Tim Crouch is well known for breaking with convention. Since the opening of his first play, My Arm, in 2003, the British playwright and actor has received international acclaim for his works. Now, Crouch comes to the Yale Center for British Art with his show England, which premiered at the Edinburgh Fringe Festival last year. Its four performances have been sold out for over a week. In addition to starring in his own show, Crouch will guest teach several theater classes and speak at a Trumbull College Master’s Tea on Thursday.

The News catches up with the artist about his show, career and visions of Yale.

QYou’ve had so much recent success as a playwright, but you only came to it after years as an actor. Describe this transition.

AThe difference between acting and writing, for me, is a clearer sense of authorship. I still have it both ways, writing and performing what I write. This has altered the focus of my acting. Performance for me is now more clearly a means to an end, and the end is the communication of my text. It’s less about revelation of ego or psyche and more about communication of ideas … My mission as an actor is to start at the same place as the audience — not to pump myself up into some ‘performance state.’ Then, as the transformations of the play take hold, they do so in an acknowledgement of their shared provenance and construction with the audience. They haven’t come from some magic theater place, or some over-complicated self-referential art place. Those transformations are everyday and are co-authored between the actors and the audience.
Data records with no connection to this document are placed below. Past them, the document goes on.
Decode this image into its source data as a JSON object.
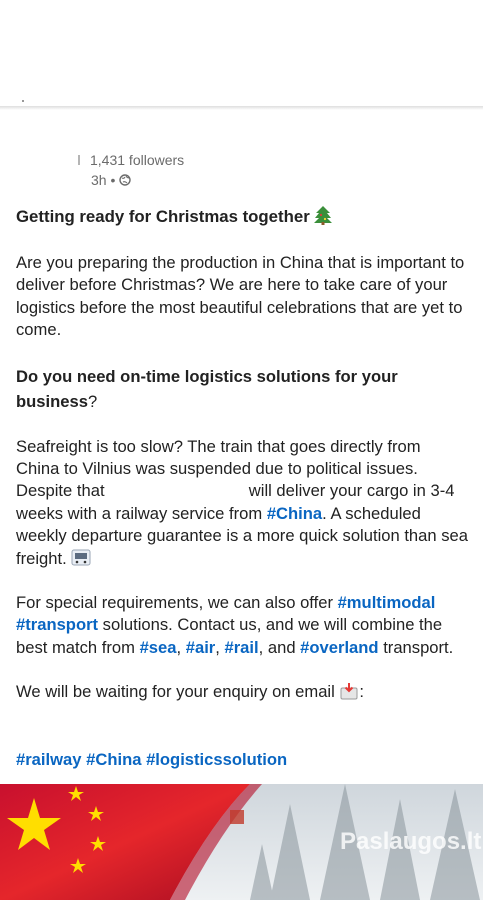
{
  "post": {
    "followers": "1,431 followers",
    "time": "3h •",
    "title": "Getting ready for Christmas together",
    "p1": "Are you preparing the production in China that is important to deliver before Christmas? We are here to take care of your logistics before the most beautiful celebrations that are yet to come.",
    "q_bold": "Do you need on-time logistics solutions for your business",
    "q_end": "?",
    "p2_a": "Seafreight is too slow? The train that goes directly from China to Vilnius was suspended due to political issues. Despite that ",
    "p2_b": " will deliver your cargo in 3-4 weeks with a railway service from ",
    "p2_tag": "#China",
    "p2_c": ". A scheduled weekly departure guarantee is a more quick solution than sea freight. ",
    "p3_a": "For special requirements, we can also offer ",
    "p3_tag1": "#multimodal",
    "p3_tag2": "#transport",
    "p3_b": " solutions. Contact us, and we will combine the best match from ",
    "p3_sea": "#sea",
    "p3_sep1": ", ",
    "p3_air": "#air",
    "p3_sep2": ", ",
    "p3_rail": "#rail",
    "p3_and": ", and ",
    "p3_overland": "#overland",
    "p3_end": " transport.",
    "p4": "We will be waiting for your enquiry on email ",
    "p4_end": ":",
    "tags": [
      "#railway",
      "#China",
      "#logisticssolution"
    ],
    "image_watermark": "Paslaugos.lt"
  },
  "colors": {
    "hashtag": "#0a66c2",
    "text": "#222222",
    "meta": "#6b6b6b"
  }
}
QWhere did the inspiration for England come from?

AThe inspiration for England — the story of a heart transplant — came from notions of transplantation that exist on the show’s macro level. It’s a piece of theater transplanted into a gallery, one art form inside another. It’s interesting to explore the consequences of that transplantation, where a heart from one culture is placed inside a body from another. I have lots of questions around the distinctions between viewing theater and viewing visual art. Those two dynamics of viewing happen in the play — something that needs a material container for its idea and something that is more conceptual.

QWhy ditch the stage for an art gallery?

AIt’s obvious, but theater doesn’t need ‘a Theater’ in order to be theater. It is created through a relationship with an audience, a relationship between agency and reception, between action and reaction, between an aesthetic act and a critical witness to that act. This relationship can happen anywhere. We have become lazy in our architectural notions of theater with the need to place the audience in the dark, in a passive configuration. All I’m doing with England is taking these ideas for a walk — literally as the audience is guided around the gallery. ENGLAND is two acts, however. In the second, the more traditional theater configuration is reasserted. The audience sits and faces forward, engaging with an alternative reality. So the two models are presented, but ‘theater’ is in both of them.

QWhat are you looking forward to doing during your time on campus here?

AI have absolutely no grasp of a Master’s Tea! The images in my head are gowns and cucumber sandwiches and long silences and a bottle of sherry and angel cakes. I rather hope that is the reality, but it probably isn’t. I’m excited about placing the play within more traditional art works. Usually, we work within contemporary exhibitions, so it will be fascinating to see what connections are made to the [J.M.W.] Turners and [John] Constables. I’m also excited about being in the U.S. so close to such an important election. Is anyone there proud that George W. went to Yale…?

QWhat’s next for England? What’s next for you?

AEngland keeps touring. Next spring it runs in London for six weeks. Lots of international work, including a trip to the Under the Radar festival in New York this January. And then, in September, I open a new play at the Royal Court called “The Author.” It’s a busy time, but I’m not complaining.